I am studying the wedge product for multivariable analysis, but I feel that the operations are not so intuitive in general. I am looking at the following question which deals with linear transformations.
Let $V,W,Z$ be vector spaces over a field $k$
If $f:V \rightarrow W$ and $g:W \rightarrow Z$ are linear transformations. Prove that $\wedge ^r (g\circ f)=\wedge ^r(g)\circ \wedge ^r(f)$.

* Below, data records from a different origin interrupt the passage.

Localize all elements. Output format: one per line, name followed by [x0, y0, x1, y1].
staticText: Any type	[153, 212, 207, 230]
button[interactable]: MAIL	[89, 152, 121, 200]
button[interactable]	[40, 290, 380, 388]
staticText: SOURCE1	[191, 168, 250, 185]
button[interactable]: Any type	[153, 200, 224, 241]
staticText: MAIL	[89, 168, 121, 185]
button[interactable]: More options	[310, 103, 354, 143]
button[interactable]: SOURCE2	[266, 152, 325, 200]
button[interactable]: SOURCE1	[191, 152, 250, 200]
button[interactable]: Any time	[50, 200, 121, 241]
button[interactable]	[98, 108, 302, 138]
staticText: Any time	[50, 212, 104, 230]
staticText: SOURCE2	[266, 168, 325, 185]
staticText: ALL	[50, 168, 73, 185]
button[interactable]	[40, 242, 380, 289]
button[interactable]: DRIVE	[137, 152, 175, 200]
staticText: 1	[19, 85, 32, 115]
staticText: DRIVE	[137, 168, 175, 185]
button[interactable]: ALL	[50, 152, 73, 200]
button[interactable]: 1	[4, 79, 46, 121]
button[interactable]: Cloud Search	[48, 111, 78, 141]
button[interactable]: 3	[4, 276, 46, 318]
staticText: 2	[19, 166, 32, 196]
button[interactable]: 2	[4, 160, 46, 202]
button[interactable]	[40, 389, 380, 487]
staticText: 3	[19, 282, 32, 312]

I've seen examples of linear transformation in $R^n$, and I think that this is either a little too simple and need only involve a basis for each vector space, or this is too messy to write. I tried to get a little more comfortable with the notation around this problem by making up an example with two different dimensions. I used a linear transformation such as
$T_1: R^2\rightarrow R^3$ defined by $T_1(x,y)=(x-y,x,y)$ and
$T_2: R^3\rightarrow R^3$ defined by $T_2(x,y,z)=(2x, 2z, y-x)$
and I considered r=2.
As a result I got the following:
$\wedge^2 f = \begin{bmatrix} 1 \\ 1 \\ 1 \end{bmatrix}$
$\wedge^2 g = \begin{bmatrix} 0 & 4 & 0 \\ 2 & 0 & 0 \\ 0 & 2 & -2 \end{bmatrix}$
When I take the product of both matrices I get
$(\wedge^2 g) \circ (\wedge^2 f)= \begin{bmatrix} 4\\ 2\\ 0 \end{bmatrix}$
If instead I first take the composition and try to compute the wedge product also I get
$\wedge^2(g\circ f)= \begin{bmatrix} 4 \\ 2 \\ 0 \end{bmatrix}$
I just feel that I am not really manipulating the abstract generalized notion for the definition used over wedge products. I initially thought that maybe it might help to assume certain dimensions $l,m$ and $n$ for the vector spaces given and write out a basis for each of them, but yet when writing things out, I don't really know what else to do (the definition itself looks a little intimidating).
I appreciate any help given in order to understand a little more what is happening with the wedge product when considering an arbitrary $r$ and dealing with both linear transformations.